Engenheiro e professor Paulo Augusto Vivacqua defende em diversas palestras retomada de modelo de crescimento induzido pelo Estado
Há cerca de 40 anos, fazia sucesso nas rádios o samba “Vai Passar”, de Chico Buarque. Numa época de esperança com a redemocratização, todos cantavam a pátria “que era subtraída em tenebrosas transações”, como se essa realidade já fosse uma página virada do passado. Os anos seguintes mostraram que a democracia, apesar de seus avanços fundamentais, não foi capaz de eliminar de vez os negócios nefastos com a coisa pública, haja vista as privatizações que tantos prejuízos causaram. No entanto, muitos brasileiros, como o engenheiro e professor Paulo Augusto Vivacqua, não só botam fé nas liberdades políticas conquistadas, como apostam nelas para uma reviravolta no país, a fim de que as riquezas nacionais não sejam mais vilipendiadas e sejam revertidas para o desenvolvimento com justiça social.
Ferrovia de Carajás, construída pela Vale do Rio Doce, enquanto estatal. Crédito: Fernando Santos Cunha Filho/Creative Commons
Responsável por diversos projetos de infraestrutura do país, com destaque para a Estrada de Ferro Carajás, no Pará, com seus quase 900 quilômetros, Vivacqua compreende que é preciso antes de ludo formar uma nova mentalidade no país. Nas últimas décadas, prevaleceu a visão colonialista que depreciou o nacionalismo, amaldiçoou tudo que é de natureza estatal e desvalorizou a capacidade do brasileiro. Remando contra essa maré, ele vem dando palestras, expondo suas ideias e evidenciando o quanto o Brasil deve utilizar suas riquezas naturais, abundantes num país de dimensões continentais, em benefício de sua população. A retomada do papel do Estado no desenvolvimento é fundamental, segundo ele.
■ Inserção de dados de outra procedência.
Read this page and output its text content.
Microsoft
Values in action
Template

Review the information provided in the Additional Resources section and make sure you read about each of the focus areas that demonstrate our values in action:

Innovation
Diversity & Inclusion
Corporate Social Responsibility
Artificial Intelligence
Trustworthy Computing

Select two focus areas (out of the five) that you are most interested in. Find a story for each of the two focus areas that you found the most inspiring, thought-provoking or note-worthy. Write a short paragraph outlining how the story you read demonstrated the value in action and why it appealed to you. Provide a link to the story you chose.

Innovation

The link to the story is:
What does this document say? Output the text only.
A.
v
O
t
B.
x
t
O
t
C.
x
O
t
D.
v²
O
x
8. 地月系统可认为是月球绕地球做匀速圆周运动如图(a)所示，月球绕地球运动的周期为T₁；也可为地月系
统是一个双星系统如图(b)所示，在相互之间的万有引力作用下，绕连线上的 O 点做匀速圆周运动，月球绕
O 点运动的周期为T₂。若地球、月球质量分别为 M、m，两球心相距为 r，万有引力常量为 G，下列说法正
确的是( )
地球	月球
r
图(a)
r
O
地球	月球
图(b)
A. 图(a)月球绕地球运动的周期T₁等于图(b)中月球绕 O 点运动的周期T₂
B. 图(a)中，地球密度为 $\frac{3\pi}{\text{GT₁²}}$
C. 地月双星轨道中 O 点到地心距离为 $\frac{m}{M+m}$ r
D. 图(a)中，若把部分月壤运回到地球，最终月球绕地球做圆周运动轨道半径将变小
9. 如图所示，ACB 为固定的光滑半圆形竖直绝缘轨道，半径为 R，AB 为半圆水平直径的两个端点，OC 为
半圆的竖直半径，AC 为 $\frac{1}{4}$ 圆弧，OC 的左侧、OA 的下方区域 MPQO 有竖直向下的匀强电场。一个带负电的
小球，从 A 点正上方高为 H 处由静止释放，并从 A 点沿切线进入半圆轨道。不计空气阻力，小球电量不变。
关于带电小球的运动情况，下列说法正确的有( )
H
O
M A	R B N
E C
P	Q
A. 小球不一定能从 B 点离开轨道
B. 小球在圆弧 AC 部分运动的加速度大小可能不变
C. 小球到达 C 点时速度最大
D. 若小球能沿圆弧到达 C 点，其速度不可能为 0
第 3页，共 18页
“As estatais, num país como o Brasil, são extremamente vitais e importantes. Os Estados Unidos sempre tiveram essa percepção e por essa razão tinham como proposta de ação para a América do Sul como um todo lutar contra as empresas estatais. Quando a Vale foi fundada por Getúlio Vargas junto com a Petrobras, esse presidente tinha um conceito de desenvolvimento que tinha entre suas facetas o fato de sermos um país gigante, que domina uma grande área da crosta terrestre, rica em recursos naturais. Ele sabia que a melhor forma de explorar essa riqueza em benefício do povo do Brasil, seria através de empresas estatais”, ressalta Vivacqua.
Sede da Petrobras, no Rio. Crédito: Creative Commons
Enquanto o Brasil se estruturava para se desenvolver explorando suas riquezas, os americanos implementavam uma política externa, que segundo Vivacqua minou os planos dos nacionalistas. O diplomata George F. Kennan foi um grande mentor desse processo, que culminou com o advento do chamado Consenso de Washington (1989), mas as divisões internas do próprio Brasil contribuíram para os retrocessos. Tanto que a Companhia Vale do Rio Doce (rebatizada de simplesmente Vale após a privatização), apesar de ter consolidado um grande complexo industrial e de transportes, com reservas monumentais de minério de ferro e outros minerais, acabou sendo entregue de mãos beijadas para a iniciativa privada em 1997.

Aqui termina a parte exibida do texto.